International Standard Bible Encyclopedia
(noun) (shechin; helkos): A localized inflamed swelling. The Hebrew word is derived from a root probably meaning "to burn," and is used as a generic term for the sores in the sixth plague of Egypt (Exodus 9:9-11); for a sore which might be confounded with leprosy (Leviticus 13:18-23); for Job's malady (Job 2:7) and Hezekiah's disease (2 Kings 20:1 Isaiah 38:21). Our English word is derived from the verb "to beal," i.e. to suppurate, now obsolete except as a dialect word in Scotland and Ireland. Wyclif uses the name for Lazarus' sores (Luke 16:20), "houndis lickeden his bylis." The Egyptian word schn is the name of an abscess, and occurs in the reduplicated form chnchnt in Papyr. Ebers, CV. The plague of boils in Egypt came without warning immediately after the insect plagues of kinnim (sandflies) and that of `arobh or flies, and followed the epizootic murrain, which is suggestive in the light of the transmission of toxic germs by insects. It has been supposed by some to be elephantiasis, as Pliny says that this di sease was peculiar to Egypt (xxvi.5). A stronger case has been made out for its identity with confluent smallpox; but as it is not described as being a fatal disease, it may more probably have been an aggravated form of the ordinary gregarious furuncles or boils, due to the microbe streptococcus pyogenes.

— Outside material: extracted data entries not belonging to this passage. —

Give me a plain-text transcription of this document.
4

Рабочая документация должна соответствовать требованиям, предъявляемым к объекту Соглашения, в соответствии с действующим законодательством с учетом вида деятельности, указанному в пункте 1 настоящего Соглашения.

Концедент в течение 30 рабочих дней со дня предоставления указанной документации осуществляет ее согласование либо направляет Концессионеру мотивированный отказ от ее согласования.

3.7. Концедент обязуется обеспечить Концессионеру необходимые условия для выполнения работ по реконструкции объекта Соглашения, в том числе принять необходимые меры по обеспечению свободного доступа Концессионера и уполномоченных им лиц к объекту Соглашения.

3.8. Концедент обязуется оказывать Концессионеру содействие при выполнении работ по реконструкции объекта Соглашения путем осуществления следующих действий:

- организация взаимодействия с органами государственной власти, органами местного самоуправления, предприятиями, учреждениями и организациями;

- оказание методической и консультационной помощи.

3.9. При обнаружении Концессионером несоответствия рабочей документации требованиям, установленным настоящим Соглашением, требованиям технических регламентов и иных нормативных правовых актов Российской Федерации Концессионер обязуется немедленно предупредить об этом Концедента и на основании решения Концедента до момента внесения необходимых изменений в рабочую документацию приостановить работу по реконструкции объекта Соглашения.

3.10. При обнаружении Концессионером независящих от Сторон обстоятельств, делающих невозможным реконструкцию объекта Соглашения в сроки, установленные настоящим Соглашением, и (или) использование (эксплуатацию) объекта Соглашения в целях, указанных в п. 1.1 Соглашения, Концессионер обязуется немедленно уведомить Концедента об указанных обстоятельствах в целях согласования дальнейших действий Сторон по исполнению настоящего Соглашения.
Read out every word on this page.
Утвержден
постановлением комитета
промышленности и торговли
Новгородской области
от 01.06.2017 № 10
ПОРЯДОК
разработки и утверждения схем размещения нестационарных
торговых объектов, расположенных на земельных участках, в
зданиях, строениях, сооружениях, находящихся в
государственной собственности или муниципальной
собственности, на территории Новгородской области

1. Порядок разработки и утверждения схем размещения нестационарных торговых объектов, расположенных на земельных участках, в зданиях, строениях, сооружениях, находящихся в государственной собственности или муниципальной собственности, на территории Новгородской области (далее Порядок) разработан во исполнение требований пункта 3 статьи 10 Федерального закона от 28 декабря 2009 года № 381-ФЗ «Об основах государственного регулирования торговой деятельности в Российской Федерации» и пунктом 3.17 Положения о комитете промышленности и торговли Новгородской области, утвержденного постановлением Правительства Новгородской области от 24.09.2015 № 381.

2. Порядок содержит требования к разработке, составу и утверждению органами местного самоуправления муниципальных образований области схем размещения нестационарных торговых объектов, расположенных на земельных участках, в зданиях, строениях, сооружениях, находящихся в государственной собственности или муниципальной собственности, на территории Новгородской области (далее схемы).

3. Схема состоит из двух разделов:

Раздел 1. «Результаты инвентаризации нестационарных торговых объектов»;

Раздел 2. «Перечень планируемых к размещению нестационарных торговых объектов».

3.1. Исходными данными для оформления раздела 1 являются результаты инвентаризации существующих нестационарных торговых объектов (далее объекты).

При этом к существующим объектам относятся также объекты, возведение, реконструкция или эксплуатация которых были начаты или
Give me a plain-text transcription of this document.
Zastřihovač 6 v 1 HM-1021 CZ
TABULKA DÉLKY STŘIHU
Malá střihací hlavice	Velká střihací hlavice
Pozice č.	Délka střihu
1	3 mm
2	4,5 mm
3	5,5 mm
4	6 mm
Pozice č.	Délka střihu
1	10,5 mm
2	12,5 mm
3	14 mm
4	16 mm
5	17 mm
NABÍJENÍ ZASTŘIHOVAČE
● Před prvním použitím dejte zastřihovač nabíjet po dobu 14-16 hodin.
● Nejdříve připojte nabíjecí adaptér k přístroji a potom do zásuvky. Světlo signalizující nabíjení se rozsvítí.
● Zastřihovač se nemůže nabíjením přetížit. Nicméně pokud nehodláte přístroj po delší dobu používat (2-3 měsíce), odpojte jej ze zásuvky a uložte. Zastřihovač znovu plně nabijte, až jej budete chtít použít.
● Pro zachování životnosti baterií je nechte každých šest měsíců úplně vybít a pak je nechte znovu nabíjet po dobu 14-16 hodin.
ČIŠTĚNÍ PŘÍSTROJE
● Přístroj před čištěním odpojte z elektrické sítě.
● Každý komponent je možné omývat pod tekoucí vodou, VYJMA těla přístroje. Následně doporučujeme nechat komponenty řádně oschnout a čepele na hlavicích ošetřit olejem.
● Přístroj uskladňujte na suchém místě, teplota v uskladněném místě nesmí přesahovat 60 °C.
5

(verb) (bashal, rathach): "Boil" is the translation of bashal, "to bubble up," "to boil," "to be cooked," Piel, "to cause to boil," "to cook" (Leviticus 8:31 1 Kings 19:21 2 Kings 6:29 Ezekiel 46:20, 24 bis); of rathach, "to be hot," "to boil," "to be made to boil," "to be greatly moved" under strong emotion (the bowels), Hiphil "to cause to boil" (Job 30:27 the King James Version "My bowels boiled, and rested not," the English Revised Version "My bowels boil." the American Standard Revised Version "My heart is troubled"; Job 41:31, "He maketh the deep to boil like a pot"; Ezekiel 24:5, "make it boil well"); of ba`ah, "to bubble" or "well up" (Isaiah 64:2 (1, in Hebrew) "The fire causeth the waters to boil"); in King James Version, margin of Psalm 45:1 ("My heart is inditing a good matter") we have Hebrew "boileth" or "bubbleth up" (rachash, "to boil" or "bubble up," the Revised Version (British and American) text, "My heart overfloweth with a goodly matter").